StereoFactory: A Unified Merging Framework for Robust Stereo Matching
Summary
StereoFactory is a novel unified merging framework designed to enhance robust stereo matching by addressing the scalability bottleneck of foundation models. Traditional methods necessitate costly joint retraining for new data, while existing merging techniques often introduce harmful task-vector interference. StereoFactory employs a coarse-to-fine evolutionary approach, beginning with a genetic algorithm in Stage 1 to identify optimal model subsets. Stage 2 then utilizes CMA-ES optimization for architecture-adaptive routing and optional module-level scaling, specifically targeting module-level knowledge specialization. Experiments across two architectures and four benchmarks demonstrate StereoFactory's effectiveness, reducing average error from 3.80 to 3.30 on NMRF and from 2.88 to 2.19 on FoundationStereo. This post-hoc search requires only 2.7-3.7% of the wall-clock time needed for joint retraining, highlighting its efficiency. Analysis also confirms that knowledge contributions are module-specific and transferable across architectures.
Key takeaway
For Computer Vision Engineers integrating new datasets into stereo matching models, StereoFactory offers a compelling alternative to costly joint retraining. You can achieve superior accuracy, reducing average error on benchmarks like NMRF and FoundationStereo, while requiring only 2.7-3.7% of the wall-clock time. Consider exploring evolutionary model merging to adaptively integrate specialized knowledge and enhance your model's robustness and efficiency.
Key insights
StereoFactory adaptively merges specialized models using evolutionary algorithms, significantly improving stereo matching accuracy and efficiency over costly joint retraining.
Principles
- Knowledge contributions are module-specific.
- Merged subsets transfer across architectures.

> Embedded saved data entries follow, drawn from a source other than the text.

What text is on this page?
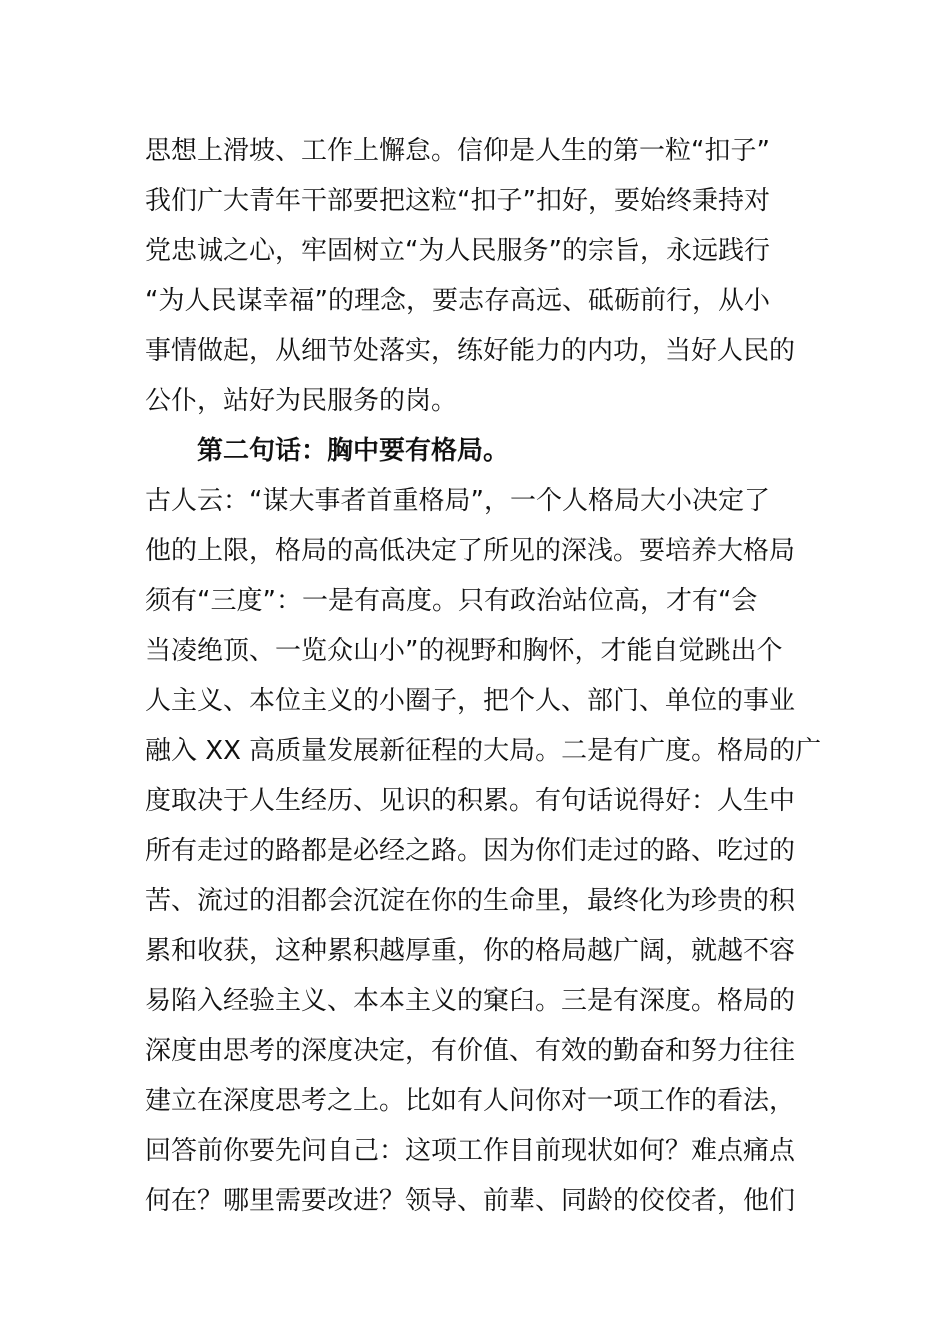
思想上滑坡、工作上懈怠。信仰是人生的第一粒“扣子”
我们广大青年干部要把这粒“扣子”扣好，要始终秉持对
党忠诚之心，牢固树立“为人民服务”的宗旨，永远践行
“为人民谋幸福”的理念，要志存高远、砥砺前行，从小
事情做起，从细节处落实，练好能力的内功，当好人民的
公仆，站好为民服务的岗。
第二句话：胸中要有格局。
古人云：“谋大事者首重格局”，一个人格局大小决定了
他的上限，格局的高低决定了所见的深浅。要培养大格局
须有“三度”：一是有高度。只有政治站位高，才有“会
当凌绝顶、一览众山小”的视野和胸怀，才能自觉跳出个
人主义、本位主义的小圈子，把个人、部门、单位的事业
融入 XX 高质量发展新征程的大局。二是有广度。格局的广
度取决于人生经历、见识的积累。有句话说得好：人生中
所有走过的路都是必经之路。因为你们走过的路、吃过的
苦、流过的泪都会沉淀在你的生命里，最终化为珍贵的积
累和收获，这种累积越厚重，你的格局越广阔，就越不容
易陷入经验主义、本本主义的窠臼。三是有深度。格局的
深度由思考的深度决定，有价值、有效的勤奋和努力往往
建立在深度思考之上。比如有人问你对一项工作的看法，
回答前你要先问自己：这项工作目前现状如何？难点痛点
何在？哪里需要改进？领导、前辈、同龄的佼佼者，他们
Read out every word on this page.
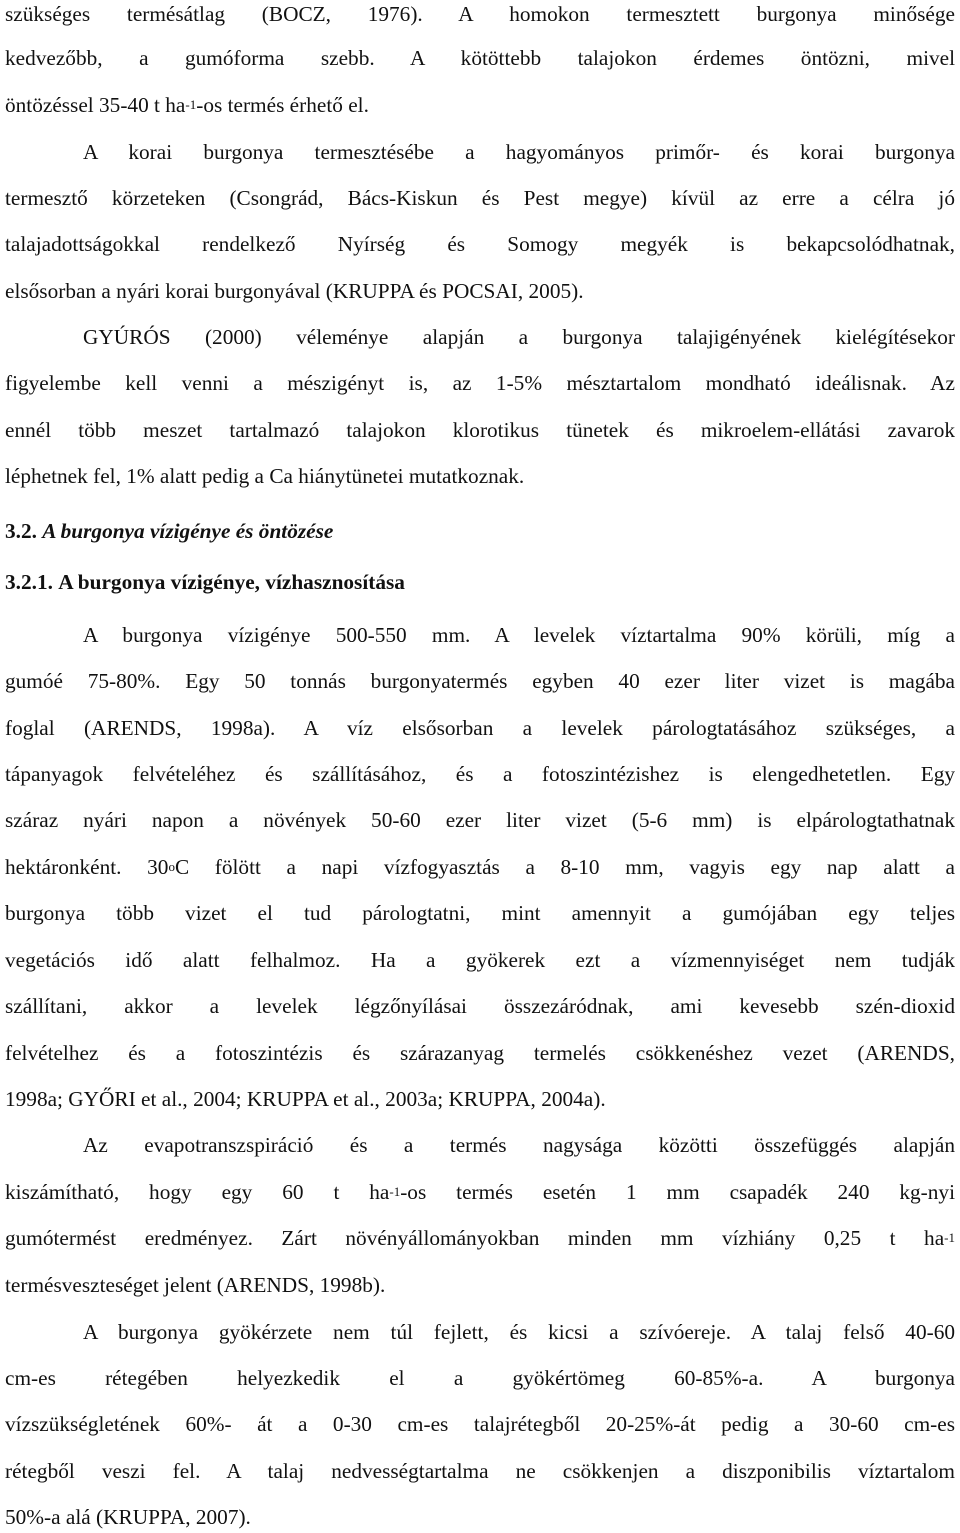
szükséges termésátlag (BOCZ, 1976). A homokon termesztett burgonya minősége
kedvezőbb, a gumóforma szebb. A kötöttebb talajokon érdemes öntözni, mivel
öntözéssel 35-40 t $ha^{-1}-os$ termés érhető el.
A korai burgonya termesztésébe a hagyományos primőr- és korai burgonya
termesztő körzeteken (Csongrád, Bács-Kiskun és Pest megye) kívül az erre a célra jó
talajadottságokkal rendelkező Nyírség és Somogy megyék is bekapcsolódhatnak,
elsősorban a nyári korai burgonyával (KRUPPA és POCSAI, 2005).
GYÚRÓS (2000) véleménye alapján a burgonya talajigényének kielégítésekor
figyelembe kell venni a mészigényt is, az 1-5% mésztartalom mondható ideálisnak. Az
ennél több meszet tartalmazó talajokon klorotikus tünetek és mikroelem-ellátási zavarok
léphetnek fel, 1% alatt pedig a Ca hiánytünetei mutatkoznak.
3.2. A burgonya vízigénye és öntözése
3.2.1. A burgonya vízigénye, vízhasznosítása
A burgonya vízigénye 500-550 mm. A levelek víztartalma 90% körüli, míg a
gumóé 75-80%. Egy 50 tonnás burgonyatermés egyben 40 ezer liter vizet is magába
foglal (ARENDS, 1998a). A víz elsősorban a levelek párologtatásához szükséges, a
tápanyagok felvételéhez és szállításához, és a fotoszintézishez is elengedhetetlen. Egy
száraz nyári napon a növények 50-60 ezer liter vizet (5-6 mm) is elpárologtathatnak
hektáronként. 30$^o$C fölött a napi vízfogyasztás a 8-10 mm, vagyis egy nap alatt a
burgonya több vizet el tud párologtatni, mint amennyit a gumójában egy teljes
vegetációs idő alatt felhalmoz. Ha a gyökerek ezt a vízmennyiséget nem tudják
szállítani, akkor a levelek légzőnyílásai összezáródnak, ami kevesebb szén-dioxid
felvételhez és a fotoszintézis és szárazanyag termelés csökkenéshez vezet (ARENDS,
1998a; GYŐRI et al., 2004; KRUPPA et al., 2003a; KRUPPA, 2004a).
Az evapotranszspiráció és a termés nagysága közötti összefüggés alapján
kiszámítható, hogy egy 60 t $ha^{-1}-os$ termés esetén 1 mm csapadék 240 kg-nyi
gumótermést eredményez. Zárt növényállományokban minden mm vízhiány 0,25 t $ha^{-1}$
termésveszteséget jelent (ARENDS, 1998b).
A burgonya gyökérzete nem túl fejlett, és kicsi a szívóereje. A talaj felső 40-60
cm-es rétegében helyezkedik el a gyökértömeg 60-85%-a. A burgonya
vízszükségletének 60%- át a 0-30 cm-es talajrétegből 20-25%-át pedig a 30-60 cm-es
rétegből veszi fel. A talaj nedvességtartalma ne csökkenjen a diszponibilis víztartalom
50%-a alá (KRUPPA, 2007).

- Adaptive merging reduces task-vector interference.
Method
StereoFactory uses a coarse-to-fine evolutionary framework: Stage 1 employs a genetic algorithm for model subset selection, followed by Stage 2's CMA-ES optimization for architecture-adaptive routing and module-level scaling to integrate specialized knowledge.
In practice
- Reduce retraining costs for new data.
- Improve stereo matching error rates.
- Integrate module-specific knowledge.
Topics
- Stereo Matching
- Model Merging
- Evolutionary Algorithms
- Computer Vision
- Knowledge Transfer
- Machine Learning Efficiency
Code references
Best for: Research Scientist, AI Scientist, Machine Learning Engineer, Computer Vision Engineer
Related on AIssential
Editorial summary, takeaway, and curation by AIssential. Original article published by Computer Vision and Pattern Recognition.